In this study, we focus on triadic motifs and anti-motifs that are over-occurrences and under-occurrences of different patterns of directed triadic connections, respectively. They are represented in Fig. 1b. Triadic and tetradic connections are known as the building blocks of complex networks⁴⁵, playing the role of functional modules or evolutionary signs in biological networks^46,47, homophily-driven connections in social networks⁴⁸, complementarity-driven structures in production networks^33,36, their change in time being interpreted as self-organizing processes in the World Trade Web (WTW)^49,50, and early-warning signals of topological collapse in inter-bank networks^51,52 and stock market networks⁴². It has been proven that for the majority of (available) real-world networks, the triadic structure is maximally random⁵³ and by fixing it their global structure is statistically determined⁵⁴.

In contrast, research on weighted motifs and anti-motifs is still underdeveloped. To our knowledge, only one study involves trade volumes circulating on triadic subgraphs, using a probabilistic model based on random walks on the WTW⁵⁵.

Motif detection strictly depends not only on the properties of the real network but also on the randomization method used for the computation of random expectations. In network science literature, various methods have been advanced for network randomization, primarily edge-stub methods, edge-swapping methods, and maximum-entropy methods, we focus on the latter. Randomization methods based on Entropy Maximization^56,57,58 build graph probability distributions that are maximally random by construction. Available global or node-specific data are encoded as constraints in the optimization procedure, and their corresponding Lagrange Multipliers are computed by maximum likelihood estimation (MLE)⁵⁹. This theoretical framework has been proven to successfully reconstruct economic and financial systems^60,61,62,63, statistically predicting both the topology and the weights of the WTW^64,65,66, in an integrated⁶⁷, or conditional fashion⁶⁸, with only structural constraints, or informing the models with economic factors^69,70,71, statistically predicting banks’ risk exposures⁷², and most recently, statistically reconstructing payment flows among Dutch firms that were clients of ABN Amro Bank or ING Bank, constraining their industry-specific production functions²⁶. These methods have been proven to give the best insurance of unbiasedness with respect to missing data, as seen by independent testing^73,74,75,76. Two studies using maximum-entropy modeling are especially worthy of note for motif detection: a theoretical study where the authors develop null models for triadic motif detections and compute z-scores of triadic occurrences analytically⁷⁷, and an applied study where triadic motifs and their time evolution are used as early warnings of topological collapse during the 2008 financial crisis⁵¹.

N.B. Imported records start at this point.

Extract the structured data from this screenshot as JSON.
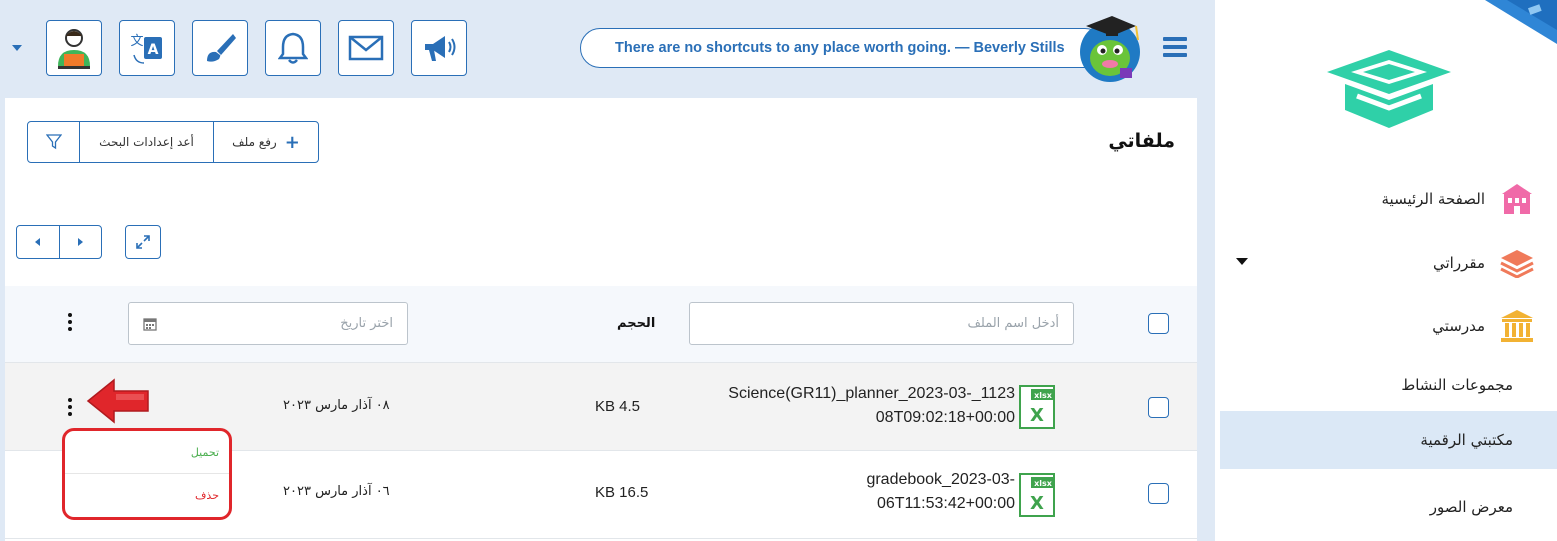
{
  "topbar": {
    "quote": "There are no shortcuts to any place worth going. — Beverly Stills",
    "buttons": [
      {
        "icon": "teacher-avatar-icon"
      },
      {
        "icon": "translate-icon"
      },
      {
        "icon": "paintbrush-icon"
      },
      {
        "icon": "bell-icon"
      },
      {
        "icon": "mail-icon"
      },
      {
        "icon": "megaphone-icon"
      }
    ],
    "accent_color": "#2a6fb7"
  },
  "sidebar": {
    "items": [
      {
        "label": "الصفحة الرئيسية",
        "icon": "school-building-icon",
        "color": "#f06aa8"
      },
      {
        "label": "مقرراتي",
        "icon": "books-stack-icon",
        "color": "#f07a5a"
      },
      {
        "label": "مدرستي",
        "icon": "institution-icon",
        "color": "#f2b233"
      },
      {
        "label": "مجموعات النشاط"
      },
      {
        "label": "مكتبتي الرقمية",
        "active": true
      },
      {
        "label": "معرض الصور"
      }
    ]
  },
  "page": {
    "title": "ملفاتي",
    "upload_label": "رفع ملف",
    "reset_label": "أعد إعدادات البحث"
  },
  "table": {
    "filename_placeholder": "أدخل اسم الملف",
    "size_header": "الحجم",
    "date_placeholder": "اختر تاريخ",
    "rows": [
      {
        "name_line1": "Science(GR11)_planner_2023-03-_1123",
        "name_line2": "08T09:02:18+00:00",
        "file_type": "xlsx",
        "size": "KB 4.5",
        "date": "٠٨ آذار مارس ٢٠٢٣"
      },
      {
        "name_line1": "gradebook_2023-03-",
        "name_line2": "06T11:53:42+00:00",
        "file_type": "xlsx",
        "size": "KB 16.5",
        "date": "٠٦ آذار مارس ٢٠٢٣"
      }
    ]
  },
  "row_menu": {
    "download_label": "تحميل",
    "delete_label": "حذف",
    "download_color": "#4caf50",
    "delete_color": "#e0262b"
  }
}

Our contribution goes in this direction, using maximum-entropy methods constraining degree distributions and strength distributions—in their directed form and taking into account their reciprocal nature—to characterize triadic connections and the total money circulating on them for different product layers of the reconstructed Dutch production network. An analysis of this kind can give better insight into how much product-level granularity is needed in production network datasets and how the links and weights of a production network are organized for different products. Once product layer patterns have been detected, National Bureau officials—having experience in the domestic trade of that single commodity—can infer if such motifs and anti-motifs are due to commodity-specific characteristics, market imbalances, or represent structures aided by laws. If unbalances and anomalies are detected, executive government agencies can use this as input to eventually advance policy laws to nudge a more convenient redistribution of connections and trade volumes.

Results

The CBS production network

The CBS production network for 2018¹⁰ improves on the 2012 version by integrating more auxiliary micro and industry-level data. Before going into detail it is helpful to explain which are the industry classifications and product classifications used by Statistics Netherlands. Industries are classified using the Dutch Standard Industrial Classifications, in brief SBI, which are equivalent to the European Standard Classification NACE rev.2 in the first two digits, although the subsequent digits can differ. Statistics Netherlands has industry data on two different levels, the SBI4 level, containing 132 industries, and the SBI5 level, corresponding to 888 industries. Regarding the CPA product classification, Statistics Netherlands uses a modified version of the original European CPA, mainly at 4 and 6 digits. In the data, we retrieved 192 commodities for 4 digits and 623 commodities at the 6-digit level.

Firm-level data is obtained from the Statistical Business Register (SBR) for 2018 for over 1, 700, 000 firms. The SBR contains values about net turnover, geographical location, business id, and business sector at the SBI5 classification level. After cleaning for micro-firms with annual net turnover below 10, 000 €, around 900, 000 firms remain, accounting for $99.5\%$ of the Dutch economy output in 2018. Details regarding the breakdown of output and input at the commodity level are primarily available at the industry level and for a limited number of firms. The Dutch National Supply-Use tables provide data on inter-industry and intra-industry intermediate input/output transactions for various commodities, classified at the Dutch CPA 4-digit level with industries categorized according to the SBI4 level.

While industry-wide transactions are validated, estimating output and input for individual firms per commodity and matching suppliers with users within commodity layers remains a challenge. To estimate supply per firm, domestic turnover, calculated as VAT turnover minus export turnover, is employed as a distributional key. Firms are assumed to supply in proportion to the ratio of their domestic turnover to the overall industry turnover. Additional adjustments are made for wholesale and retail trade firms to account only for domestic turnover associated with actual production.

Estimating use per firm from VAT turnover data involves determining the ratio between intermediate use and turnover. This ratio is estimated using SBS survey data. The breakdown of supply/use per firm at the commodity level is available for a relatively large number of firms through surveys conducted by structural business statistics (SBS) for commercial firms, Prodcom for manufacturing firms, and estimates generated by National Accounts for non-commercial firms.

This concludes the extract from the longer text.